Saturday, December 27, 2014

Not Dutch?

Mennonite Quarterly Review continues to be a source of intriguing information. An earlier post (see here) mentioned an MQR article that provided evidence of at least one individual with the surname Buller being in Switzerland in the last quarter of the seventeenth century (1684). This post considers a potentially related and remarkable claim.

In an article entitled “The Marriage Records of Montau in Prussia for 1661–1704,” Adalbert Goertz states, “Most names with endings of -er and -el may be of non-Dutch origin, such as Baltzer, Becher, Decker, Buller, Kerber, Kliewer, Kopper, Bartel, Nickel, Rempel, and Wedel, all of which have a Silesian-Bavarian-Swiss flavor” (1976, 240).

Goertz offers no further explanation or evidence, but his reputation as a Mennonite genealogist and specialist in Prussian Mennonite history should lead us to give his claim some weight, at least until evidence points us in a different direction.

For the time being, all we can do is consider how his claim might inform or influence what we have already discovered.

Pictured to the right is a document we have examined several times: the church register from Przechovka in West Prussia, the church that later moved to Alexanderwohl in the Molotschna colony and then later still to the plains of Kansas.

As noted previously, the register is arranged by last name, twenty-four of which are listed as being the most common: Wedel, Becker, Buller, Cornels, Decker, Dirks, Frey, Funck, Harparth, Jantz, Isaac, Köhn, Nachtigahl, Pankratz, Penner, Ratzlaff, Richert, Schellenberger, Schmidt, Sparling, Tesmer, Thoms, Unrau, and Voth.

In case the overlap is not immediately obvious, four of the eleven names that Goertz lists are in this single church.
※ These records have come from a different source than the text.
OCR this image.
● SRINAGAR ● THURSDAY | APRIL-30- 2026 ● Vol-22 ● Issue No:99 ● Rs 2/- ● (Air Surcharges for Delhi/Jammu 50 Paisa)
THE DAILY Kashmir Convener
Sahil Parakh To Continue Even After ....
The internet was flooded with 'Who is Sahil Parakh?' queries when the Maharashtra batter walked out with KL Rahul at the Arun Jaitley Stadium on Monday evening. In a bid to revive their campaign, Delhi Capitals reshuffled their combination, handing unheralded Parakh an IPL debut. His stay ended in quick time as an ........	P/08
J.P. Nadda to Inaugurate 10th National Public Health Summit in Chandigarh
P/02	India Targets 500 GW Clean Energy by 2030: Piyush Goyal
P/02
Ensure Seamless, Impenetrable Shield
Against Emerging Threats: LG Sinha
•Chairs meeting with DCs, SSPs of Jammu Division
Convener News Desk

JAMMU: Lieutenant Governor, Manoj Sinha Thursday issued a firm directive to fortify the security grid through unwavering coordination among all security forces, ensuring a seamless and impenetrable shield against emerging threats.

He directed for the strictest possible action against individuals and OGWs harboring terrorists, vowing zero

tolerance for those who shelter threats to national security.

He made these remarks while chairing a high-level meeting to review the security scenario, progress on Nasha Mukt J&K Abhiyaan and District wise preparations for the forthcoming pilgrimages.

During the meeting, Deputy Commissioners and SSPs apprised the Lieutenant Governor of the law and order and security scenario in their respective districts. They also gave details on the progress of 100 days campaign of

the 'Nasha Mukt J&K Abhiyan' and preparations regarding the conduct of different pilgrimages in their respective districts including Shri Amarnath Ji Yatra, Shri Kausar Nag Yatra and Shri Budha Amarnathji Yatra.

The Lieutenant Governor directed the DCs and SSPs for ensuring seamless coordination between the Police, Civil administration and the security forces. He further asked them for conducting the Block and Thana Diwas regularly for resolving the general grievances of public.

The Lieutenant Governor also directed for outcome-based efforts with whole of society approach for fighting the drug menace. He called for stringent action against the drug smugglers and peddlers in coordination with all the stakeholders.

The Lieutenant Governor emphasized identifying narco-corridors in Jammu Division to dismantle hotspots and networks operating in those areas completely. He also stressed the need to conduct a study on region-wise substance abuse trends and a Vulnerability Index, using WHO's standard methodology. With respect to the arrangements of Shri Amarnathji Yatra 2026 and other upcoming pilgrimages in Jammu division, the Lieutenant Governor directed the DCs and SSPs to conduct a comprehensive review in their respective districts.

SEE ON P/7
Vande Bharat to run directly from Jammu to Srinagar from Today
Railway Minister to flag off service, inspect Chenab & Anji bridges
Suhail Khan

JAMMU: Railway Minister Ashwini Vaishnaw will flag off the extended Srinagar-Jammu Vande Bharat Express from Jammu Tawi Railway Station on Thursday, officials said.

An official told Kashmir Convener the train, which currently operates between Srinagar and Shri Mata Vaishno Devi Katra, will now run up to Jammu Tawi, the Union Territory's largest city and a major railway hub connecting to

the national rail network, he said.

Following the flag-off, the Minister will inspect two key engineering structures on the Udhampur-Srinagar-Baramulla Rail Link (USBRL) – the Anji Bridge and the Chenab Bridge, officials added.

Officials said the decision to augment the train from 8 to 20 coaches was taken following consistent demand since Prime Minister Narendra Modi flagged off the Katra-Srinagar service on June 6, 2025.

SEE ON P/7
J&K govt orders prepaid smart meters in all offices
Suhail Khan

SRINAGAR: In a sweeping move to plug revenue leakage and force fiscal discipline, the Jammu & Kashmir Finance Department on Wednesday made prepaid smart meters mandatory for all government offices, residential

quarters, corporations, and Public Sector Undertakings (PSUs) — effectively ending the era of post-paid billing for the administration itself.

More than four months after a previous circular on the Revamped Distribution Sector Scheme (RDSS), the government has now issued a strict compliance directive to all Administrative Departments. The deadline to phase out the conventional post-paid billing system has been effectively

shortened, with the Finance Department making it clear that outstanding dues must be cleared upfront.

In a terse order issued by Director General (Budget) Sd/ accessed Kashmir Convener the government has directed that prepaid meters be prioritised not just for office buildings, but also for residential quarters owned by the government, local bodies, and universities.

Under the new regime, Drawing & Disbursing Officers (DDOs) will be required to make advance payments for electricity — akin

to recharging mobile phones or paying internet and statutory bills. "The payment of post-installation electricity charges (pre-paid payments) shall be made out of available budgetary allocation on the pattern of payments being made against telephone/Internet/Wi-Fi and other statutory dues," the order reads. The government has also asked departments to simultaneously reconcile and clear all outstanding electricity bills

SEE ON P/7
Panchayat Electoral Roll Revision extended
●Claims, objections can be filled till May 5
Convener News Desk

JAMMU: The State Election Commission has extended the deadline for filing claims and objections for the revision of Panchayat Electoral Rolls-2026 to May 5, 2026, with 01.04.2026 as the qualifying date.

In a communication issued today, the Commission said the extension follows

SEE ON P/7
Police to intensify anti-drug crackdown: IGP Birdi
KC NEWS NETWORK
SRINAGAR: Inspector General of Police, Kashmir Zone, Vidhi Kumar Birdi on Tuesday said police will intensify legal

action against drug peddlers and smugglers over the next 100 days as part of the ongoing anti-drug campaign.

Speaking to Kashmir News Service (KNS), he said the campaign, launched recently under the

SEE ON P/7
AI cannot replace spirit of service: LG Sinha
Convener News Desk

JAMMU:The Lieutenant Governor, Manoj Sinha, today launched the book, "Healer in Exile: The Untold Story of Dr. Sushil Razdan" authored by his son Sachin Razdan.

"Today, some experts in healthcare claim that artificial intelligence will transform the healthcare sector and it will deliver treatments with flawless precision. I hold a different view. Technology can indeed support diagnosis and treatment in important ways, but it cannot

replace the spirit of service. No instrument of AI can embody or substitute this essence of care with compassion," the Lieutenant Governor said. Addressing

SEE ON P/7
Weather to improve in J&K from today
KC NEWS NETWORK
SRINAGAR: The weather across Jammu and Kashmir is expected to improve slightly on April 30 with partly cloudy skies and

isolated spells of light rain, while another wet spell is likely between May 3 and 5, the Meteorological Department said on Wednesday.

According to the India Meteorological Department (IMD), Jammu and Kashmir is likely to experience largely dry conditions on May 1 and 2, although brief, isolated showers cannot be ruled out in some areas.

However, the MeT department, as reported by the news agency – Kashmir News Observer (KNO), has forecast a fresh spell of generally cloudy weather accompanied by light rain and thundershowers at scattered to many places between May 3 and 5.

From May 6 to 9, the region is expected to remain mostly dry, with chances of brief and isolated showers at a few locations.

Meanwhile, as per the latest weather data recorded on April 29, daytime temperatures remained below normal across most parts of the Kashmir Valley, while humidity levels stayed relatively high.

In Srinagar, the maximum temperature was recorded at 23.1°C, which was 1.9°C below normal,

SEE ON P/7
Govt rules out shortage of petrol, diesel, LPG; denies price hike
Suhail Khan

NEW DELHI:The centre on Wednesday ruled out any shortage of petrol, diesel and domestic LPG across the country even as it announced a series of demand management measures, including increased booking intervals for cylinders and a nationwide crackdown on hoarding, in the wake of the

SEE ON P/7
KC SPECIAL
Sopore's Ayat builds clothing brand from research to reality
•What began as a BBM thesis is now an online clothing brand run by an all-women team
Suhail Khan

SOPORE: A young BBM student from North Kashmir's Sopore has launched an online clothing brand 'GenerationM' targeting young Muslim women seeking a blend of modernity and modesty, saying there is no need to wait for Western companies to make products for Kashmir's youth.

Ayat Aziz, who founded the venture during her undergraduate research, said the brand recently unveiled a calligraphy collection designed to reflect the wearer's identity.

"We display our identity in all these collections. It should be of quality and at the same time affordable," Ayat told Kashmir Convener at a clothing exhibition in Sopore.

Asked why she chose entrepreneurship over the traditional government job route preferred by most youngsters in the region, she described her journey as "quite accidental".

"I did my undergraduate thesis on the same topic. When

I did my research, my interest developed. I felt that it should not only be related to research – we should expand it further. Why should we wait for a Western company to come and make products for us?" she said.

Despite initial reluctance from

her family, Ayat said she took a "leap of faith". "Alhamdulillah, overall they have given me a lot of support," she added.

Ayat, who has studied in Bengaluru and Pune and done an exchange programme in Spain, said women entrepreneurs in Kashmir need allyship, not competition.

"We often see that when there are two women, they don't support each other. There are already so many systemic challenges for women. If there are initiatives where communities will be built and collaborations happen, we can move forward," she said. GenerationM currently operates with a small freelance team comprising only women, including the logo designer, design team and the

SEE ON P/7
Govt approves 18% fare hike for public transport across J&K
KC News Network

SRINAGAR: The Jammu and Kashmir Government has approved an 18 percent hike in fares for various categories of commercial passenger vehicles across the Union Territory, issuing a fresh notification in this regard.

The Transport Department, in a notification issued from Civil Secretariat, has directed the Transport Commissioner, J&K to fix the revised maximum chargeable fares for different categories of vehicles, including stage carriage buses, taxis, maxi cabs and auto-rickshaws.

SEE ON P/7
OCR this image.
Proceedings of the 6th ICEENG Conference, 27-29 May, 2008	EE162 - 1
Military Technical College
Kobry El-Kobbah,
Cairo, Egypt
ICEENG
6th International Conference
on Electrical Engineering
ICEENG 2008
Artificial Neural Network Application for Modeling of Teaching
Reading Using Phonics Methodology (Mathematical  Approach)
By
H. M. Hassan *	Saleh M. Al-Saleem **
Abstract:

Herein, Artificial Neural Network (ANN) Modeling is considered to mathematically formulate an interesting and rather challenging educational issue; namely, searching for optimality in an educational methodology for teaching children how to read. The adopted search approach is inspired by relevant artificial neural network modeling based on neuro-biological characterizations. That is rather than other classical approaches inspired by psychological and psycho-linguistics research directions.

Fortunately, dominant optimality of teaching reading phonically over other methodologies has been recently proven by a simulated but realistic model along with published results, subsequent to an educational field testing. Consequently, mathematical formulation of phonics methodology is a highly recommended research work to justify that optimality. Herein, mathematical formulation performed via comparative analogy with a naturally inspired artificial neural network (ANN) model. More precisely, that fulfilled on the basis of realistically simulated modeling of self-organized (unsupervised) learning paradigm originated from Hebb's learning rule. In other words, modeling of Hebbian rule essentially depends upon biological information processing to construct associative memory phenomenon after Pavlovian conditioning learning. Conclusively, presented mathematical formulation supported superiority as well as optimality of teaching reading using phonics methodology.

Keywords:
That seems noteworthy, possibly significant.

To turn things around and look at the matter from the other direction, eight of the twenty-four family names in the Przechovka church have an ending of -er or -el(s). Again, this seems a high percentage (such names only account for a quarter of the fifty most frequent Mennonite names), especially in light of one additional consideration: Goertz states that names ending in -er or -el may be of a non-Dutch origin; he does not say that only names ending in -er or -el are non-Dutch. Thus, it would not be surprising if some of the other surnames in the church (e.g., perhaps Jantz, Köhn, Schmidt, Unrau, or Voth) have a “Silesian-Bavarian-Swiss flavor” as well.

If Goertz is correct that names ending in -er or -el have a particular geographical affinity, and if the percentage of such names is higher than normal in this particular church, then what we may be seeing is the association of people based not just on a common faith but also on a shared ethnic background. Such ethnic- or language-based grouping is not unusual; we see the same thing even today. Further, although Menno Simons was Dutch, not all early Mennonites came from the Netherlands; many came from the Swiss and Germanic sphere. Could it be that our ancestors originated in that part of Europe rather than in the Low Countries of the Netherlands?

Source

Goertz, Adalbert. 1976. The Marriage Records of Montau in Prussia for 1661–1704. MQR 50:240–50.